Western Digital was hit by weak disk drive demand and over-supply-induced flash price cuts in its third fiscal 2019 quarter. When will things improve for the flash, SSD and disk drive manufacturer?
Revenues of $3.7bn were 26 per cent down on a year ago. Last year’s $61m net income turned into a thumping $581m loss.
Discussing the results Steve Milligan, Western Digital CEO, saw “initial indications of improving trends…our expectation is for the demand environment to further improve for both flash and hard drive products for the balance of calendar 2019.”
Q3 2019 revenue fell in all three business divisions: Data Centre Devices and Solutions, Client Solutions, and Client Devices.
- Data Centre devices revenues were $1.25bn ($1.66bn a year ago)
- Client Devices revenues were $1.63bn ($2.3bn)
- Client Solutions revenues were $0.8bn ($1.04bn)
We charted the recent disk drive unit ship historical trends:
There is a discernible recent quarter-on-quarter pickup in data centre disk drive units.
WD attributed the fall in mobile embedded revenues to weak handset demand. Notebook and desktop revenue declined due to seasonality and flash price declines.
In the data centre devices unit, demand for capacity enterprise drives was better than expected.
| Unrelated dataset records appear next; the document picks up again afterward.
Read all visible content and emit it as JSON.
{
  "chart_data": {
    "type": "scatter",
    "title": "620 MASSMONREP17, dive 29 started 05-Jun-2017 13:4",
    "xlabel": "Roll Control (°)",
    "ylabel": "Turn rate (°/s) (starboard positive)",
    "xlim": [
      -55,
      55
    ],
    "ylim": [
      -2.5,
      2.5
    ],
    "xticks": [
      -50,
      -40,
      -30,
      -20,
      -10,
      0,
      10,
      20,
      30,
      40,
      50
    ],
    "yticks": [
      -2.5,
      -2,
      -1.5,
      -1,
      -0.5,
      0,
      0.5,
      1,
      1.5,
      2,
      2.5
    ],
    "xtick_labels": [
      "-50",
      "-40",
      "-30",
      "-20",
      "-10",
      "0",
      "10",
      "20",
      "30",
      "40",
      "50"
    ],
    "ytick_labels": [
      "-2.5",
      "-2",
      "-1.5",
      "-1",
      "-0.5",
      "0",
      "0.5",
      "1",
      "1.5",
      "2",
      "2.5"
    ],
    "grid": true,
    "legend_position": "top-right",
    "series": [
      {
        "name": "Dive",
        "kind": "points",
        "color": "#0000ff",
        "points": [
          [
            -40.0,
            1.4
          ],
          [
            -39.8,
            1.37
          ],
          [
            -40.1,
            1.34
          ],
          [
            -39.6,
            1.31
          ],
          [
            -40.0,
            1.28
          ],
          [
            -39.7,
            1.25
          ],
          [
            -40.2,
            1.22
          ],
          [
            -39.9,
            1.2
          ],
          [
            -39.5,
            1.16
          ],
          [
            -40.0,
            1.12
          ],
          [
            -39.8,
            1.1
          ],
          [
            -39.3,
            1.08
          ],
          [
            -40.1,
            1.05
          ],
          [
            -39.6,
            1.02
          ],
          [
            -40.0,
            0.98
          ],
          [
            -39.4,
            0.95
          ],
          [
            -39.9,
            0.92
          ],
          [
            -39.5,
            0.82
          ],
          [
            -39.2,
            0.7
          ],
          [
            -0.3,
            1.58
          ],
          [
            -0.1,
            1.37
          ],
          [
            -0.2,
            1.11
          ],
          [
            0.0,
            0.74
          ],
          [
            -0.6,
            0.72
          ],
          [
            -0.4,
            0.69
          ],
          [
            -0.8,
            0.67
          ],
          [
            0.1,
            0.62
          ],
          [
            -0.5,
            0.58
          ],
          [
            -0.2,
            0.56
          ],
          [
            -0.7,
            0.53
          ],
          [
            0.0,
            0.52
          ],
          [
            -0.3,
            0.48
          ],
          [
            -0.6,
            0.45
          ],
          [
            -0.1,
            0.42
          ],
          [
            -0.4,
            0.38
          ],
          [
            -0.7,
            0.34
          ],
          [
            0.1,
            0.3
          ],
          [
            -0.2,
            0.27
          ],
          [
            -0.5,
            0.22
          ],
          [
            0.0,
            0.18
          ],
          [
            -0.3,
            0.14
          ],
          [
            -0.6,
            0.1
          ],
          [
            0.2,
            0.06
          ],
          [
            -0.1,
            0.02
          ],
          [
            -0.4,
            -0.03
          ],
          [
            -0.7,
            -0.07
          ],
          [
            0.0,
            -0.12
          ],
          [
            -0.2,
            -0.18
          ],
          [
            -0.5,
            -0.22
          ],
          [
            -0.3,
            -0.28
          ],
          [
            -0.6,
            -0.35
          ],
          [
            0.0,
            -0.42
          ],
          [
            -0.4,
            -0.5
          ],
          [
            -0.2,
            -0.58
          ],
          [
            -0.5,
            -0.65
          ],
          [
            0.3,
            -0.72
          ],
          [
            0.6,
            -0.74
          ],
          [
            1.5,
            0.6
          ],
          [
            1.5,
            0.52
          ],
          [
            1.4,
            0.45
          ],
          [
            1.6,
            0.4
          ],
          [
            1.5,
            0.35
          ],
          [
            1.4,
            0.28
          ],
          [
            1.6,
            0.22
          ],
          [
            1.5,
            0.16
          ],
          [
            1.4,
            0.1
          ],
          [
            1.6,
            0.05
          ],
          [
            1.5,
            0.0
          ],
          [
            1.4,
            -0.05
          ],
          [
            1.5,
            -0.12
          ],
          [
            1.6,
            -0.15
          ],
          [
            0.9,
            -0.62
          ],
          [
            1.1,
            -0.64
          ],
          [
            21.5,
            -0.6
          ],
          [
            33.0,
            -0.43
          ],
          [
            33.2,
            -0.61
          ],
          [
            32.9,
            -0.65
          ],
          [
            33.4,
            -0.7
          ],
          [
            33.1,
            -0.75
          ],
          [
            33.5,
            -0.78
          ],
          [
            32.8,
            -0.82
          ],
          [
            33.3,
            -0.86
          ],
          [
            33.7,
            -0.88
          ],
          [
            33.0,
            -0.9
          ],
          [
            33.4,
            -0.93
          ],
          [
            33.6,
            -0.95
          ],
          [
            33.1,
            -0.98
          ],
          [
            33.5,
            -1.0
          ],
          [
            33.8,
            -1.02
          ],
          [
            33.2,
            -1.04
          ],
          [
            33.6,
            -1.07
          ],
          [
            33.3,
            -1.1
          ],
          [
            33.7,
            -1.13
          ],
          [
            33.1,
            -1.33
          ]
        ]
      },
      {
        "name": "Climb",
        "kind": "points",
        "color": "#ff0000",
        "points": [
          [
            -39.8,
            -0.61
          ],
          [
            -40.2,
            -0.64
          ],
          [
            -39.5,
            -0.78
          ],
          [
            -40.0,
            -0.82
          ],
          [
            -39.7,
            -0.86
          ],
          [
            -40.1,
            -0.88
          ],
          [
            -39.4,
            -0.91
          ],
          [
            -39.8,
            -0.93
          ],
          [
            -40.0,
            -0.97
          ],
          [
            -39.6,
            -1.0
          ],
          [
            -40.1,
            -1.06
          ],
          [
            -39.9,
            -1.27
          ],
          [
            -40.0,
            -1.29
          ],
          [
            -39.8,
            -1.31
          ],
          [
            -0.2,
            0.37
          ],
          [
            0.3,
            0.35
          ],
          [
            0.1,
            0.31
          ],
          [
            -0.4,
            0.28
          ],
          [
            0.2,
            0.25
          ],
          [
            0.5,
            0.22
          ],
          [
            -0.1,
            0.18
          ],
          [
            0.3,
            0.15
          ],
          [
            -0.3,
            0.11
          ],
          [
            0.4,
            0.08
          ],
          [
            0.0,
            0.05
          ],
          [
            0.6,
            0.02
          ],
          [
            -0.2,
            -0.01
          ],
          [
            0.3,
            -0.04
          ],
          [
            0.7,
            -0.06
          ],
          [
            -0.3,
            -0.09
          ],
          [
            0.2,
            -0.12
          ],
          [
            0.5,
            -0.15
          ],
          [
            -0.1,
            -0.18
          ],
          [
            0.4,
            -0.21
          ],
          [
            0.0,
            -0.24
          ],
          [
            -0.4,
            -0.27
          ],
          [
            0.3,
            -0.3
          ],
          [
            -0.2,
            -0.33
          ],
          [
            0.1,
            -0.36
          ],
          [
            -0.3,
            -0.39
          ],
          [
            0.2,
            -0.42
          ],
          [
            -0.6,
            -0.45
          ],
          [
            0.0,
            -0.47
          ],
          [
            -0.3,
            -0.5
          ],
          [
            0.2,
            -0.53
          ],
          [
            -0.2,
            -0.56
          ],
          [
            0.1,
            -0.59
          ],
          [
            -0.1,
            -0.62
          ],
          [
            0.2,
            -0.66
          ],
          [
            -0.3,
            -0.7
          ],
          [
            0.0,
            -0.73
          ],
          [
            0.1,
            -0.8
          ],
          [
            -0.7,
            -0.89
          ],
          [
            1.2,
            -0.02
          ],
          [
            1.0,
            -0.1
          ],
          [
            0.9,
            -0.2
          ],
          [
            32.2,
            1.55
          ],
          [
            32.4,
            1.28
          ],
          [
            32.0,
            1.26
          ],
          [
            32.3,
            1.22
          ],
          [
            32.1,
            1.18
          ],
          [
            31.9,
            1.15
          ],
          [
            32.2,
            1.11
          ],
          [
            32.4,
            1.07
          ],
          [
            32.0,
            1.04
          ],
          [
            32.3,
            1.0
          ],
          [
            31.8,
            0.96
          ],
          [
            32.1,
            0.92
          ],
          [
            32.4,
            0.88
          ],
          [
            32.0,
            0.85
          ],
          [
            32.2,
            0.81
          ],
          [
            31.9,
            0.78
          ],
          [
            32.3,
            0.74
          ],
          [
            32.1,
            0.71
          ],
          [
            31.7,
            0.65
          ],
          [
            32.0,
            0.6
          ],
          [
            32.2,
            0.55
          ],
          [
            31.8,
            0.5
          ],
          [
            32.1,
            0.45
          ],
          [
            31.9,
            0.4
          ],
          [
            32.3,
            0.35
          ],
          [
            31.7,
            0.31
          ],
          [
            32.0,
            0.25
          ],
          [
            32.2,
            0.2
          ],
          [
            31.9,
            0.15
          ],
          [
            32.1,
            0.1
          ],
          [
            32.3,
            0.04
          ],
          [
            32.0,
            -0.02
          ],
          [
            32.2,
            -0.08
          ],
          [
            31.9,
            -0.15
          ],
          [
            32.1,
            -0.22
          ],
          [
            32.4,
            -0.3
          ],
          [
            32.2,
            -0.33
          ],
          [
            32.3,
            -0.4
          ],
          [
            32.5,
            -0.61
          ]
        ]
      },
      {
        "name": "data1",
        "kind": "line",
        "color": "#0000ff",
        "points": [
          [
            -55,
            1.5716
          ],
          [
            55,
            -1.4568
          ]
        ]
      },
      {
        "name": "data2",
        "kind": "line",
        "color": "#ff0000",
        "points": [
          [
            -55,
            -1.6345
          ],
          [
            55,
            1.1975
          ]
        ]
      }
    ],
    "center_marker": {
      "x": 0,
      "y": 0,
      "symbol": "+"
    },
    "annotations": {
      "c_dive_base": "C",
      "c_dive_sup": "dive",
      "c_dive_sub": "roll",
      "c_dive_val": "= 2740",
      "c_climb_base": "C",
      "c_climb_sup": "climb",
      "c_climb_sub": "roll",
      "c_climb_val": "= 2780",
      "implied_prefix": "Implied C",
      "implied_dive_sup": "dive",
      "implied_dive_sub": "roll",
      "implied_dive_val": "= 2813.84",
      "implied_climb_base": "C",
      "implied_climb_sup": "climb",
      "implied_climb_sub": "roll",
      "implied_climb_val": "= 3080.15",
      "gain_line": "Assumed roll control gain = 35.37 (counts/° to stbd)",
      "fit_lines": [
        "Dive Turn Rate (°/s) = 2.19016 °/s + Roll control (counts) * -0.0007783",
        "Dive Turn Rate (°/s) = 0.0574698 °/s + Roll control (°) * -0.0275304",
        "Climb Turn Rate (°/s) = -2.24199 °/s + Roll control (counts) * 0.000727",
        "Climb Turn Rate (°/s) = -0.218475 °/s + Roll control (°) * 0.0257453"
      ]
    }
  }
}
WD was hit by a double whammy in the quarter. Total HDD revenues were $2.64bn a year ago and $2.1bn in the latest quarter. The equivalent flash revenues were $2.4bn a year ago and $1.6bn in Q3 fy’19. Wells Fargo senior analyst Aaron Rakers said flash capacity shipped was down 5 per cent year on year.
It’s not all bad. Rakers noted “client SSD Exabyte shipments more than doubled year-on-year,”
And WD’s OEMs are qualifying new NVMe eSSDs, with shipments expected to start in three months or so.
WD said it is on-track to launch 16TB and 18TB MAMR disk drives later in calendar 2019.